Estos asuntos, así como la administración de la parte de la hacienda que había quedado en sus manos y la composición de su libro, lo tuvieron tan ocupado a lo largo de todo ese verano que apenas tuvo tiempo para ir de caza. A finales de agosto se enteró, por medio de un criado que había ido a devolverle la silla, que los Oblonski habían regresado a Moscú. Comprendió que, al no responder a la carta de Daria Aleksándrovna —grosería que no podía recordar sin enrojecer de vergüenza— había quemado sus naves, que nunca podría volver a visitarlos. Había actuado de la misma manera con Sviazhski, pues se había marchado sin despedirse. Tampoco volvería a poner el pie en su casa. Ahora todo eso le traía sin cuidado. Jamás en su vida una actividad le había obsesionado tanto como las tareas relacionadas con la nueva organización de su hacienda. Leyó los libros que le había prestado Sviazhski, encargó otros que no tenía, y emprendió el estudio de obras de economía política y socialistas, pero, como suponía, no encontró nada relacionado con la tarea que había emprendido. En los libros de economía política, por ejemplo, los de Mill, que Levin había leído en un principio con apasionamiento, esperando hallar a cada momento la solución a las cuestiones que le preocupaban, sólo encontró leyes deducidas de la situación de la agricultura en Europa; pero no entendía por qué esas leyes, inaplicables en Rusia, deberían tener un carácter universal. Tampoco acababa de entender los libros socialistas. O bien eran hermosas fantasías irrealizables, como las que tanto le habían entusiasmado en sus tiempos de estudiante, o correcciones y enmiendas a la situación económica de Europa, con la que el sistema agrícola ruso no tenía nada que ver. La economía política afirmaba que las leyes que habían propiciado y seguían propiciando la riqueza de Europa eran generales e irrefutables. Las teorías socialistas consideraban que la aplicación de esas leyes llevaría a la ruina. Ni unos ni otros ofrecían, no ya una respuesta, sino la menor alusión de lo que Levin, los campesinos rusos y los propietarios debían hacer para que sus millones de brazos y de hectáreas contribuyeran al bienestar común.

Una vez metido en faena, Levin leyó concienzudamente todo lo relacionado con el objeto de su obra y planeó viajar al extranjero en otoño para estudiar el asunto sobre el terreno y evitar que le sucediese con esa cuestión lo que tantas veces le había ocurrido con otras. En cuanto empezaba a comprender el pensamiento de su interlocutor y a exponer el suyo, solían decirle: «¿Y Kaufmann y Jones, y Dubois y Miccelli[20]? No los ha leído usted. Léalos. Se han ocupado a fondo de esta cuestión».

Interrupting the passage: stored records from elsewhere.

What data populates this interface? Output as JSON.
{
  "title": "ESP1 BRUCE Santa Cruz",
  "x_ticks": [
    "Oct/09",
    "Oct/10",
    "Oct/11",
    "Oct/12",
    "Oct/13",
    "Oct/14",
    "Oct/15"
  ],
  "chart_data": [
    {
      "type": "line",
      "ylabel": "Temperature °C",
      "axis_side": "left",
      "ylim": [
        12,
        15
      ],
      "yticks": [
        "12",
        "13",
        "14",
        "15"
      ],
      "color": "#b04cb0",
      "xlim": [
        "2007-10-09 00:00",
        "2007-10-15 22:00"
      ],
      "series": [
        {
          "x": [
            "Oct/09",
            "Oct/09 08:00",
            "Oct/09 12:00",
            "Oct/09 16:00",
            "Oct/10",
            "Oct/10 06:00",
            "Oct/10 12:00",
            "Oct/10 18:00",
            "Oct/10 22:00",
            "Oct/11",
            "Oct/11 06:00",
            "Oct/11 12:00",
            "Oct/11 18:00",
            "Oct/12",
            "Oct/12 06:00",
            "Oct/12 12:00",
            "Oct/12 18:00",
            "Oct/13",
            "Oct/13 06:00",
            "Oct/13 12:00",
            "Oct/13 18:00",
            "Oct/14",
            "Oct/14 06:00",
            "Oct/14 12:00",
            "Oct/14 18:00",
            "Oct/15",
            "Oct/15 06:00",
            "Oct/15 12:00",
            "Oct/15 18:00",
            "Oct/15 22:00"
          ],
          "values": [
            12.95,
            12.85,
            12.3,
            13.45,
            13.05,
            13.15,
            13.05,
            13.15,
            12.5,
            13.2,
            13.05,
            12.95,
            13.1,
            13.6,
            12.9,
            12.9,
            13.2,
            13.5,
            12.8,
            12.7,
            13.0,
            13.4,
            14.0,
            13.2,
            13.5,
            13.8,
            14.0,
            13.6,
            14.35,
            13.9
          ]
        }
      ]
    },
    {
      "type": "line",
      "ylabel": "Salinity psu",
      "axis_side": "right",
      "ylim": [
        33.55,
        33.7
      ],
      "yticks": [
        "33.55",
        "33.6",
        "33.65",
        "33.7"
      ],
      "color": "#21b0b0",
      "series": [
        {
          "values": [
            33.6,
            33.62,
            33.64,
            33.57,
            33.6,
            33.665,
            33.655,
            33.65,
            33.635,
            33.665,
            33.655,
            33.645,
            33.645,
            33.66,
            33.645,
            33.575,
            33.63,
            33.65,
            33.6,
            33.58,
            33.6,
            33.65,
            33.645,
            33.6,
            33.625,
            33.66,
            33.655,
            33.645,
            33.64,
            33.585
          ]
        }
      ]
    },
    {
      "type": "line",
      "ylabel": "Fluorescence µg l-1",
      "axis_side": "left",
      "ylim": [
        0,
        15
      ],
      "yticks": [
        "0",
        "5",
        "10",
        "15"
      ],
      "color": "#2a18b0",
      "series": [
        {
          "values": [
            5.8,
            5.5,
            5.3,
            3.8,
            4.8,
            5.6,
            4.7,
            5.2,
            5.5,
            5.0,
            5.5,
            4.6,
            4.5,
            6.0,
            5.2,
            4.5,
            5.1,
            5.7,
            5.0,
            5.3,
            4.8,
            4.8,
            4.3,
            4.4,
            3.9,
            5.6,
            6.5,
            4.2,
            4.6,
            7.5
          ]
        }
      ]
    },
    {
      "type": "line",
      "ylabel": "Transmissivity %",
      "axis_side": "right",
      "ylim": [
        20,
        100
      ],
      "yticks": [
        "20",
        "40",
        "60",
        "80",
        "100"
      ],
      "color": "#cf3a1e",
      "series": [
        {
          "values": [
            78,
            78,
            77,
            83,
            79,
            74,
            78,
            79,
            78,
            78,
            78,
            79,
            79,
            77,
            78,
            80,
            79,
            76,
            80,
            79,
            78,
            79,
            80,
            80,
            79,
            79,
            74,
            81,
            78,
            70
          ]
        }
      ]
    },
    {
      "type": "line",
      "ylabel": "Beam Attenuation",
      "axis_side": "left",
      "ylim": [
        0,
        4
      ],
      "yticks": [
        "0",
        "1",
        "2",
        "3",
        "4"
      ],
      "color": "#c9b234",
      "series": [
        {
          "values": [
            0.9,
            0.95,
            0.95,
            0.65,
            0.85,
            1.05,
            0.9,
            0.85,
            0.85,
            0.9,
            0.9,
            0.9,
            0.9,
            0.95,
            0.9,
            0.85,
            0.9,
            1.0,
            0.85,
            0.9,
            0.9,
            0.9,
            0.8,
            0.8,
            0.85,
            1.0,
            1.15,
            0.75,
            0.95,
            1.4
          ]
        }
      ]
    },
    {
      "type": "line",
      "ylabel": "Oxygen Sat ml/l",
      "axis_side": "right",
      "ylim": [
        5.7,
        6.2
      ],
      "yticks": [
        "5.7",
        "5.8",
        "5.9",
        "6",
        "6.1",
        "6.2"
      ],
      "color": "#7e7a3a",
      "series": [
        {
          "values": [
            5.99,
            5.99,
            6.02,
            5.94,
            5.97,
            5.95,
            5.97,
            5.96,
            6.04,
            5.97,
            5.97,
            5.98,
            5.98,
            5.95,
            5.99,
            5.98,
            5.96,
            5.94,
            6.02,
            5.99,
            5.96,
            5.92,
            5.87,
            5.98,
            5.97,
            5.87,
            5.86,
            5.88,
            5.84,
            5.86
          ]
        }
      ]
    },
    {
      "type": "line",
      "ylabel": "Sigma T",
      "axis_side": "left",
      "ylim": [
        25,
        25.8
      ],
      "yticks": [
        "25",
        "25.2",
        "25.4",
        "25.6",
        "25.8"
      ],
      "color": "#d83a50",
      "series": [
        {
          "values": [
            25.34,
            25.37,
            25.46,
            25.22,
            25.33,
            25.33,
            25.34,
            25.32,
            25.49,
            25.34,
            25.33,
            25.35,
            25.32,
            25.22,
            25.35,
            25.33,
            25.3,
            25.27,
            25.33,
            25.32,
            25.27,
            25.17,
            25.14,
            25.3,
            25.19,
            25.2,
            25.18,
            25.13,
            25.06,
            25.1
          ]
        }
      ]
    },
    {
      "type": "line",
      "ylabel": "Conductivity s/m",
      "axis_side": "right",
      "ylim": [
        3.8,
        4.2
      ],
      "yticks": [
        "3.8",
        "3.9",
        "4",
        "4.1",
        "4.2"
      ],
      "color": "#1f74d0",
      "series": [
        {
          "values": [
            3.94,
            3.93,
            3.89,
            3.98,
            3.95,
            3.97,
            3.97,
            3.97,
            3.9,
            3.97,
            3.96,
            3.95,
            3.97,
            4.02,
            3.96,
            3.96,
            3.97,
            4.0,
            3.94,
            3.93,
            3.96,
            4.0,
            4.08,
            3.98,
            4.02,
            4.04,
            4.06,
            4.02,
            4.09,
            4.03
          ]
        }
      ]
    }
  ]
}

Ahora veía con claridad que Kaufmann y Miccelli no tenían nada que decirle. Sabía lo que quería. Veía que Rusia disponía de unas tierras excelentes y de unos trabajadores magníficos, y que en algunos casos, como sucedía con aquel viejo campesino al que había conocido por el camino, tanto la tierra como los trabajadores rendían mucho, pero la mayoría de las veces, cuando se empleaba el capital a la manera europea, los resultados eran pobres, porque los braceros querían trabajar y sólo trabajaban bien a su manera. Esa resistencia no era un fenómeno casual, sino constante, que hundía sus raíces en el espíritu mismo del pueblo. Pensaba que el pueblo ruso, llamado a poblar y cultivar inmensos espacios deshabitados, se había atenido conscientemente a los procedimientos que necesitaba para colonizar toda la tierra, y que esos procedimientos no eran tan malos como solía creerse. Y eso era lo que pretendía demostrar, de una manera teórica en su libro y de una manera práctica en su hacienda.